Gesuri et Machathi et dimidiae partis Galaad terminos Seon regis Esebon
6 Mozes, de knecht des HEEREN, en de kinderen Israels sloegen hen, en Mozes, de knecht des HEEREN, gaf aan de Rubenieten en aan de Gadieten, en aan den halven stam van Manasse, dat land tot een erfelijke bezitting.
Moses famulus Domini et filii Israhel percusserunt eos tradiditque terram eorum Moses in possessionem Rubenitis et Gadditis et dimidiae tribui Manasse
7 Dit nu zijn de koningen des lands, die Jozua sloeg, en de kinderen Israels, aan deze zijde van de Jordaan tegen het westen, van Baal-Gad aan, in het dal van den Libanon, en tot aan den kalen berg, die naar Seir opgaat; en Jozua gaf het aan de stammen Israels tot een erfelijke bezitting, naar hun afdelingen.
hii sunt reges terrae quos percussit Iosue et filii Israhel trans Iordanem ad occidentalem plagam a Baalgad in campo Libani usque ad montem cuius pars ascendit in Seir tradiditque eam Iosue in possessionem tribubus Israhel singulis partes suas
8 Wat op het gebergte, en in de laagte, en in het vlakke veld, en in de aflopingen der wateren, en in de woestijn, en tegen het zuiden was: de Hethieten, de Amorieten, en Kanaanieten, de Ferezieten, de Hevieten, en de Jebusieten.

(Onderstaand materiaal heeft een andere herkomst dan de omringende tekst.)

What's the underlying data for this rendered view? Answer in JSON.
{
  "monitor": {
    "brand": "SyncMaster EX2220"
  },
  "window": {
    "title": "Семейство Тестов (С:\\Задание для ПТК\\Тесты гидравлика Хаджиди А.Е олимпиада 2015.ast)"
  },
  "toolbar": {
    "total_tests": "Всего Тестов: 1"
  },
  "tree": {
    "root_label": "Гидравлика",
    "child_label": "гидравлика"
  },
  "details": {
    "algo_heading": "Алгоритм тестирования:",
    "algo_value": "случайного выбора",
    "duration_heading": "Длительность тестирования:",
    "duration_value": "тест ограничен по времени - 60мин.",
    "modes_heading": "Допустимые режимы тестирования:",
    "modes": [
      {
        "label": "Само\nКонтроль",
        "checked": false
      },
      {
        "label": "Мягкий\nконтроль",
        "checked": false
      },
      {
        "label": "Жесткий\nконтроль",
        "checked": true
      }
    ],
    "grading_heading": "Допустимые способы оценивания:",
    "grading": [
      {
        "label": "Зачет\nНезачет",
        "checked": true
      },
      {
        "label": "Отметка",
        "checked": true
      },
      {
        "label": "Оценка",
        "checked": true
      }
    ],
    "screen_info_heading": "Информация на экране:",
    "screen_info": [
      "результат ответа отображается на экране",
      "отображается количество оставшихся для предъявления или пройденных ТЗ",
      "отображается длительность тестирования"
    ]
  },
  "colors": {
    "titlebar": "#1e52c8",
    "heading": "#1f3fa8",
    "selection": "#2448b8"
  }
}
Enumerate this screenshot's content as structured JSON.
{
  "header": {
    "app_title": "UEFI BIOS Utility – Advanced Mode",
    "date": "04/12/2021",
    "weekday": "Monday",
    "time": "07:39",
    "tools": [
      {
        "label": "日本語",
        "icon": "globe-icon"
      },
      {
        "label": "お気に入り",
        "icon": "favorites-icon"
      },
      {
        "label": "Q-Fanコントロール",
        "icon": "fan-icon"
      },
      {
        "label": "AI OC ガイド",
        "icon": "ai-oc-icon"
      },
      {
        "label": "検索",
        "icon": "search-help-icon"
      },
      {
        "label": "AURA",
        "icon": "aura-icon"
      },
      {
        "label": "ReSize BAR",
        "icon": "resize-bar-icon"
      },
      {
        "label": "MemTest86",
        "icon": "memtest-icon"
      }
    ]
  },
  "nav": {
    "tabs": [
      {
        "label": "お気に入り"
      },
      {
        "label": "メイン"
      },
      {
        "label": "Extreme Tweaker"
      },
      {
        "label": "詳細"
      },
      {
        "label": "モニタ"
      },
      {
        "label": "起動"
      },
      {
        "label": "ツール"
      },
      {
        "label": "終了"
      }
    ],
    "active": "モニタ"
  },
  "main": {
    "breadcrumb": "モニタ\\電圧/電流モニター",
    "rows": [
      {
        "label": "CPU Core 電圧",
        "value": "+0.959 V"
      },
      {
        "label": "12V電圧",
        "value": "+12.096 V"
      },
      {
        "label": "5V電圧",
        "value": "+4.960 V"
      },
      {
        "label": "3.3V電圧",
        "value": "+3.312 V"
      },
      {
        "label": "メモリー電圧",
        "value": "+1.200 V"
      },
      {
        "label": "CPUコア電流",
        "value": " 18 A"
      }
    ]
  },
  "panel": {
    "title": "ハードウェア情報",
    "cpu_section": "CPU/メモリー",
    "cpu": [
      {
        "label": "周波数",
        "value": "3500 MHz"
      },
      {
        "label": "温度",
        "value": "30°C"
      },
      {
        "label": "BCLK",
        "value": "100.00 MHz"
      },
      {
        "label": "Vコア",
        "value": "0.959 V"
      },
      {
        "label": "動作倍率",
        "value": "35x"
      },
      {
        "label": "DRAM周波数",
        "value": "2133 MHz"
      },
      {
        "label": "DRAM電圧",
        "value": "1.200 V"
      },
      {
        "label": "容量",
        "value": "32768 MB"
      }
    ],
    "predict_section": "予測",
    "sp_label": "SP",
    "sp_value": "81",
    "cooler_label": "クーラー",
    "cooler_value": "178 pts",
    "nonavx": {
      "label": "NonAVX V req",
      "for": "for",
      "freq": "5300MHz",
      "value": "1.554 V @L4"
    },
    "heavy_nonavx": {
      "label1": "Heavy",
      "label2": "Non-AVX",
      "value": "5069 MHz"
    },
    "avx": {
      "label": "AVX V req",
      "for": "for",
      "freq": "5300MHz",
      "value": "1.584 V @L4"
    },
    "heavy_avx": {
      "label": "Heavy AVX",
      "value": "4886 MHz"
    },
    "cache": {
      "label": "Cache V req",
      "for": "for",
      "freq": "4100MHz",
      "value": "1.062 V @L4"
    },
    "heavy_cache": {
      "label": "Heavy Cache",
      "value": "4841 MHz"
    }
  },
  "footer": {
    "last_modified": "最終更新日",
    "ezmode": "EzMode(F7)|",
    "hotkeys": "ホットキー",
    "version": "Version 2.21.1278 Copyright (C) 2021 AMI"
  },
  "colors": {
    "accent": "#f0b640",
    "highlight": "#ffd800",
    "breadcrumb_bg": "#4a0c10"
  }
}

tam in montanis quam in planis atque campestribus in Aseroth et solitudine ac meridie Hettheus fuit et Amorreus Chananeus et Ferezeus Eveus et Iebuseus
9 De koning van Jericho, een; de koning van Ai, die ter zijde van Beth-El is, een;
rex Hiericho unus rex Ahi quae est ex latere Bethel unus
10 De koning van Jeruzalem, een; de koning van Hebron, een;
rex Hierusalem unus rex Hebron unus
11 De koning van Jarmuth, een; de koning van Lachis, een;
rex Hierimoth unus rex Lachis unus
12 De koning van Eglon, een; de koning van Gezer, een;
rex Eglon unus rex Gazer unus
13 De koning van Debir, een; de koning van Geder, een;
rex Dabir unus rex Gader unus
14 De koning van Horma, een; de koning van Harad, een;
rex Herma unus rex Hered unus
15 De koning van Libna, een; de koning van Adullam, een;
rex Lebna unus rex Odollam unus
16 De koning van Makkeda, een; de koning van Beth-El, een;
rex Maceda unus rex Bethel unus
17 De koning van Tappuah, een; de koning van Hefer, een;
rex Thaffua unus rex Afer unus
18 De koning van Afek, een; de koning van Lassaron, een;
rex Afec unus rex Saron unus
19 De koning van Madon, een; de koning van Hazor, een;
rex Madon unus rex Asor unus
20 De koning van Simron-Meron, een; de koning van Achsaf, een;
rex Someron unus rex Acsaph unus
21 De koning van Taanach, een; de koning van Megiddo, een;
rex Thenach unus rex Mageddo unus
22 De koning van Kedes, een; de koning van Jokneam, aan den Karmel, een;
rex Cades unus rex Iachanaem Chermeli unus
23 De koning van Dor, tot Nafath-Dor, een; de koning der heidenen te Gilgal, een;
rex Dor et provinciae Dor unus rex gentium Galgal unus
24 De koning van Thirza, een. Al deze koningen zijn een en dertig.